You should have a look into ipset
.
From the official website:
Ipset may be the proper tool for you [...] to store multiple IP addresses or port numbers and match against the collection by iptables.
[...] (Ipset) may store IP addresses, networks, (TCP/UDP) port numbers, MAC addresses, interface names or combinations of them in a way, which ensures lightning speed when matching an entry against a set.
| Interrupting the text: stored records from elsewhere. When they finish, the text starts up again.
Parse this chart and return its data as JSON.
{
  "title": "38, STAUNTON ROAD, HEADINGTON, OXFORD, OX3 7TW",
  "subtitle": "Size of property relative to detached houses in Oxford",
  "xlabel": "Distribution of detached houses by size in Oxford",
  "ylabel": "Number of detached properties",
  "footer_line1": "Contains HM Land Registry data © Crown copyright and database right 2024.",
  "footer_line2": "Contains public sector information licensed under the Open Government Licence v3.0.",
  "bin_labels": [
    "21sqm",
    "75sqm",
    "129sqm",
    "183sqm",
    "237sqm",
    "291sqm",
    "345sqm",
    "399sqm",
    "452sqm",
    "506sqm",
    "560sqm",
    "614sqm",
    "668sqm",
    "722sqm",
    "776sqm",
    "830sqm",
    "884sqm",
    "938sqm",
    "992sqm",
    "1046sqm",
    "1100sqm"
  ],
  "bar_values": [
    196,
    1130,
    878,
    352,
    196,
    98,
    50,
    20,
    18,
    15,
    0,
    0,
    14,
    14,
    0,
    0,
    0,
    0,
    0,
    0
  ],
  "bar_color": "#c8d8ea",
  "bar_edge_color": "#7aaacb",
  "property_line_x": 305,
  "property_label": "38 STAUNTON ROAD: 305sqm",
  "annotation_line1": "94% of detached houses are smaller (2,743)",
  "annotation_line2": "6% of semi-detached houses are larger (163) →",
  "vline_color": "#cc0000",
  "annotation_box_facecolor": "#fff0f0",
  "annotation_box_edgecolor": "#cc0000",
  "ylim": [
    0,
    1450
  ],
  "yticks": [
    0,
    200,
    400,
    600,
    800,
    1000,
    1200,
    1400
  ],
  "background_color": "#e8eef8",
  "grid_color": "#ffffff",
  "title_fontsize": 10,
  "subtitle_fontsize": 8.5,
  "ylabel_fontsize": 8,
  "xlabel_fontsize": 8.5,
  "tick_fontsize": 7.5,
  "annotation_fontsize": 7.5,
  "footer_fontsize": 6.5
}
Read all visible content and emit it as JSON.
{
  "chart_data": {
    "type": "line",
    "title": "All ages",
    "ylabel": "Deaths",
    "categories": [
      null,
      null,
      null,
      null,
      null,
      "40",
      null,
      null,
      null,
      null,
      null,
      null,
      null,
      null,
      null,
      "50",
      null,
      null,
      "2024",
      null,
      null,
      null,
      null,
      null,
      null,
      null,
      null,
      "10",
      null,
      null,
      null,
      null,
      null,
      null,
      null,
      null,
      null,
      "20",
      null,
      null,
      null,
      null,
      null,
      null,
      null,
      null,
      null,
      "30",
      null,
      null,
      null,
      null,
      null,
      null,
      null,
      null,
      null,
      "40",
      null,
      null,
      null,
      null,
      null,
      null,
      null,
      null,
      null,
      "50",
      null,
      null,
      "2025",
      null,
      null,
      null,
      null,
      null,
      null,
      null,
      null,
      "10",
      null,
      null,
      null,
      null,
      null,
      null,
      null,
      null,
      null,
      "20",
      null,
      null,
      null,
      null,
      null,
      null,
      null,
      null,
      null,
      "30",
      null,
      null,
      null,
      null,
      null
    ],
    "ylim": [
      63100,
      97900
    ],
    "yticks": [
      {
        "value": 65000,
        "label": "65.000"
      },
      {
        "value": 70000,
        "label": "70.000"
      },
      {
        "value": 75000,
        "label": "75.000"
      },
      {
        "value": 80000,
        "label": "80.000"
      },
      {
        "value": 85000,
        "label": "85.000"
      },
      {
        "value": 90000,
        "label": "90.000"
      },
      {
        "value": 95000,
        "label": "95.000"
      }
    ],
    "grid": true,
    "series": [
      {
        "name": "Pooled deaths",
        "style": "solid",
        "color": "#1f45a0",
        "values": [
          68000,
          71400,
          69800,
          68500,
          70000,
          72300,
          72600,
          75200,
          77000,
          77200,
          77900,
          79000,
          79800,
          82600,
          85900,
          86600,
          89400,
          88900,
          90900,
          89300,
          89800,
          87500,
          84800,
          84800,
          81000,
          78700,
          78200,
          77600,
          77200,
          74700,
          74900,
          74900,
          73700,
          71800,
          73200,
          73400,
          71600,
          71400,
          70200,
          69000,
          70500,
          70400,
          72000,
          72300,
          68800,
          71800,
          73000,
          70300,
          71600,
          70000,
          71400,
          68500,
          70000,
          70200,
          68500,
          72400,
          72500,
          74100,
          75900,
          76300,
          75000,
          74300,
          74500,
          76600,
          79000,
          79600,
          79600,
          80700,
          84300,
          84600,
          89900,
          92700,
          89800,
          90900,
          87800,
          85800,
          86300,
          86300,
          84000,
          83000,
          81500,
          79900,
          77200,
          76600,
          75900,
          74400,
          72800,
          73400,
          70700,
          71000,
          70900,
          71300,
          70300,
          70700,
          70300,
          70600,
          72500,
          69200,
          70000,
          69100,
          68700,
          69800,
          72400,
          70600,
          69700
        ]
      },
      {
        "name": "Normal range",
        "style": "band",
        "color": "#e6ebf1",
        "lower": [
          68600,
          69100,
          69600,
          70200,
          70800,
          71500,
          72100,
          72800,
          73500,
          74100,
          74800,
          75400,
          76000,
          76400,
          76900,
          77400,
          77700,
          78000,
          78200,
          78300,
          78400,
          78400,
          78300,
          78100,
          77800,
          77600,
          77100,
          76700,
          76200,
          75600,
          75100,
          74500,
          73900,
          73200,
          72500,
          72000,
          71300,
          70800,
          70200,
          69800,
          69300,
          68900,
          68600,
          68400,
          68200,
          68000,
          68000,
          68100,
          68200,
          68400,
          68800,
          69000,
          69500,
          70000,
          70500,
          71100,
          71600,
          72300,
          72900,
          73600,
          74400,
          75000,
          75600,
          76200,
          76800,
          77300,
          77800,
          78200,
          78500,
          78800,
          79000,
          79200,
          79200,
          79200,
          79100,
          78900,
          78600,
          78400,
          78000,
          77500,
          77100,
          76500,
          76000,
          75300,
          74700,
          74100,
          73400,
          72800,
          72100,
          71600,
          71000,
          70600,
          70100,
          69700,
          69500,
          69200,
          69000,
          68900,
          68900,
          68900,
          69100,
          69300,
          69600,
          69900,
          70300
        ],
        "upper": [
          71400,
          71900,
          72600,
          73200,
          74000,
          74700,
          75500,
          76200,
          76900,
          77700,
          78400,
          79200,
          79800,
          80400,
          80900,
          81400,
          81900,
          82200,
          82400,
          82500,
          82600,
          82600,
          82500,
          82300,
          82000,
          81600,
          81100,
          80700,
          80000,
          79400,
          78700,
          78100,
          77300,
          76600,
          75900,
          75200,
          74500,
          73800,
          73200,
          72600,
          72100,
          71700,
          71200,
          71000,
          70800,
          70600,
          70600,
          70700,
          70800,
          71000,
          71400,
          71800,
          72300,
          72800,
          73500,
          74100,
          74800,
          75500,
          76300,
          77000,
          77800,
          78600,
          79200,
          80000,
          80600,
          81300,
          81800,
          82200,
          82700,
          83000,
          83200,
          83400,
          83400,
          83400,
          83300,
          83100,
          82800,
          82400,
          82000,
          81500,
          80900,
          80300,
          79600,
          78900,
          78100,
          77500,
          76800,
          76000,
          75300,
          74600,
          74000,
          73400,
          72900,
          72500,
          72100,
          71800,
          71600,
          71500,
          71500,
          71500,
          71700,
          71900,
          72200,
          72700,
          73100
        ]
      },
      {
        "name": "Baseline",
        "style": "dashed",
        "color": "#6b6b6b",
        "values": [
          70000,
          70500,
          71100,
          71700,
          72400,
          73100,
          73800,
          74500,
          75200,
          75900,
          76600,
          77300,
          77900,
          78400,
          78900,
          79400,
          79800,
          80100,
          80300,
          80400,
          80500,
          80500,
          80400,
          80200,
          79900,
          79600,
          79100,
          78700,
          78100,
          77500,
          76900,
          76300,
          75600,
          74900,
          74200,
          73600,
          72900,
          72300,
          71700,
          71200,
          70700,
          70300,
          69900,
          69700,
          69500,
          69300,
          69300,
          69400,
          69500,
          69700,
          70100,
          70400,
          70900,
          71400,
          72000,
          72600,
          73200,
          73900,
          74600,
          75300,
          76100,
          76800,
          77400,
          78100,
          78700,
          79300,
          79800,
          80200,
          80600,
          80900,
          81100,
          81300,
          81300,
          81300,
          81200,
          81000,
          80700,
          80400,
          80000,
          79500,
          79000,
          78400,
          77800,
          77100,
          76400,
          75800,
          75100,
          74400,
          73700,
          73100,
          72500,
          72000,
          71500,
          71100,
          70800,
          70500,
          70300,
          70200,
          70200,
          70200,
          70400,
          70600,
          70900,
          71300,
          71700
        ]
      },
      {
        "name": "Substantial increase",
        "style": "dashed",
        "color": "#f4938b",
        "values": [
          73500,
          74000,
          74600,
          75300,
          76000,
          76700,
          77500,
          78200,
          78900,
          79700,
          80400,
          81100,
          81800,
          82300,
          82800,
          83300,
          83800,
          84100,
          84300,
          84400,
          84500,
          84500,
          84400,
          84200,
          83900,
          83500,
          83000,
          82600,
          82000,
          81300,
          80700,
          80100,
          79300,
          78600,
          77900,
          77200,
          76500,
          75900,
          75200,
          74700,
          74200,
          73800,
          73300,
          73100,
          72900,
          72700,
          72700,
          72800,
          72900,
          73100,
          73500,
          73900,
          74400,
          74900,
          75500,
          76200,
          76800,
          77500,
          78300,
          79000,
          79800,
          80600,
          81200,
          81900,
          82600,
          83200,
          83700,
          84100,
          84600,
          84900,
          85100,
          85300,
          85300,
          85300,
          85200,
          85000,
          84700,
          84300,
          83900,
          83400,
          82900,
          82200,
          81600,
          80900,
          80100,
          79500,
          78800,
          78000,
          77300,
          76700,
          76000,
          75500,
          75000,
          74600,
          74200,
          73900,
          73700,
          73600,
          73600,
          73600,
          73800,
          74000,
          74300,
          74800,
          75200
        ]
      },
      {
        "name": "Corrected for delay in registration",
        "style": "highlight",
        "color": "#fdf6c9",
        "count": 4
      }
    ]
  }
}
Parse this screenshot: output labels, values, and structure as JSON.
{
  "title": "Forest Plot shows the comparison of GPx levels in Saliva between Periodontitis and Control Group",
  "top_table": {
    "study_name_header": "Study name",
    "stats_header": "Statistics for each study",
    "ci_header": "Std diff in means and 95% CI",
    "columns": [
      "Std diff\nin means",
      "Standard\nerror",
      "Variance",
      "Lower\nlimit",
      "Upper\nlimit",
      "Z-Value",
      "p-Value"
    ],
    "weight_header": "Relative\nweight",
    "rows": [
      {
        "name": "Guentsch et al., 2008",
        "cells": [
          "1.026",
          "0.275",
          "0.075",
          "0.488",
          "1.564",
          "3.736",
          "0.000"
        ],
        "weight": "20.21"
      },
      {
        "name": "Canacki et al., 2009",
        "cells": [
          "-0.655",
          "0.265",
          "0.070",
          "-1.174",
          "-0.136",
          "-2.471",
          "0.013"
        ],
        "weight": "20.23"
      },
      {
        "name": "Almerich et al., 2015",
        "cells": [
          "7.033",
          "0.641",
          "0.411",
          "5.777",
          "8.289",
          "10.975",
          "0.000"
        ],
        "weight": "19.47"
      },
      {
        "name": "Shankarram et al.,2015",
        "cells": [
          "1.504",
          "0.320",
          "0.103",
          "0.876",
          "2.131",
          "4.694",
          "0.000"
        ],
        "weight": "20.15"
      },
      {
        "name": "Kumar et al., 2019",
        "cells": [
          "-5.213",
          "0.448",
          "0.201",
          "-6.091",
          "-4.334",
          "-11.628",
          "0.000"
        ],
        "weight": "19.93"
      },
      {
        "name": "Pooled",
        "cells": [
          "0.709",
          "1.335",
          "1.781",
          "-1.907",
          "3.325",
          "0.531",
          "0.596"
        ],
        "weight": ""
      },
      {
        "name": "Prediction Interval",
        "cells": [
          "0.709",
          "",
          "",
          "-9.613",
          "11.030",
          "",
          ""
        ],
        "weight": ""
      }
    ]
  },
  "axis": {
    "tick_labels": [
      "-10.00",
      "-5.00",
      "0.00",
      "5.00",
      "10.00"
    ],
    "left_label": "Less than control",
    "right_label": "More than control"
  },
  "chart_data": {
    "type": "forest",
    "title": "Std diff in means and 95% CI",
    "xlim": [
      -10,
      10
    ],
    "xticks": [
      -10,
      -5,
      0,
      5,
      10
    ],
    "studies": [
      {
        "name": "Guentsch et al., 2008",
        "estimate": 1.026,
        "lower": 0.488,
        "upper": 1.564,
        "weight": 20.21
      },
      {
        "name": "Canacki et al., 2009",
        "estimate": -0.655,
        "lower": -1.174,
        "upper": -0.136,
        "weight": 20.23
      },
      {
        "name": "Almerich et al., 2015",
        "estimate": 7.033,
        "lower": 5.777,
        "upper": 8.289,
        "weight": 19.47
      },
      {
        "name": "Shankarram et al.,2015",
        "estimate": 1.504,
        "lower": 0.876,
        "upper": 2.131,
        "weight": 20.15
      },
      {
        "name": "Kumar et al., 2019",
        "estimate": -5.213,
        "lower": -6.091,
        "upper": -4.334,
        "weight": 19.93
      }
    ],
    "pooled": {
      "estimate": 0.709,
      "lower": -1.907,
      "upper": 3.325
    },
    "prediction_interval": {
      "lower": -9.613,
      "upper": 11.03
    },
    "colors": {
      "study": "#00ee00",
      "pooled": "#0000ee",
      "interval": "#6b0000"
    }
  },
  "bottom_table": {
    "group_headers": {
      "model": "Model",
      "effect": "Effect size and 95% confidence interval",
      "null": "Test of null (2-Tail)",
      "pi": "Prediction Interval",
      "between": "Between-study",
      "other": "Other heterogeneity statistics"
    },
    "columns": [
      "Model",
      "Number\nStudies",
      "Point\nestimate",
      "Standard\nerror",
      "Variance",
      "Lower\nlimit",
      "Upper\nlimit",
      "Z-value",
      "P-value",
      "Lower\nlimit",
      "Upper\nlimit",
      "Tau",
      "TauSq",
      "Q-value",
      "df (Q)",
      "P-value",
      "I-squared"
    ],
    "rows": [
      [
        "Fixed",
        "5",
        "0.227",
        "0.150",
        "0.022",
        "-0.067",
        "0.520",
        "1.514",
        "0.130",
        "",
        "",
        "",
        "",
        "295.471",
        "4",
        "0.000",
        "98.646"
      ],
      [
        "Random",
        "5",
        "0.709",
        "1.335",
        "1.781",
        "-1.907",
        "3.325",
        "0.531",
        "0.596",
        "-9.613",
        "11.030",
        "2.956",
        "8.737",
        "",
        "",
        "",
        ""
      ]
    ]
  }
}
To use it, you need to create an ipset
, add the IPs
and create an iptables
rule to match with the ipset
:
ipset create blacklist hash:ip hashsize 1400000
ipset add blacklist <IP-ADDRESS>
iptables -I INPUT -m set --match-set blacklist src -j DROP
A real life example of usage can be found here. Notice that it uses ipset restore
instead of going through each IP
in a loop because it’s much more faster.
If your list of IPs
has overlaps, you may want to preprocess it to convert to IP ranges
where possible. Here is an example of a tool to do it. It won't get you better performances with ipset
but it will reduce the size of your list.
On a side note, in term of performances, it is very fast and scale without penalty. As the Cloudflare
's blog mention, there are faster low level approaches; but it's much more complex and only adds a few bytes per seconds, which, unless you have the scale and ambition of a cloud provider, are not worth the effort.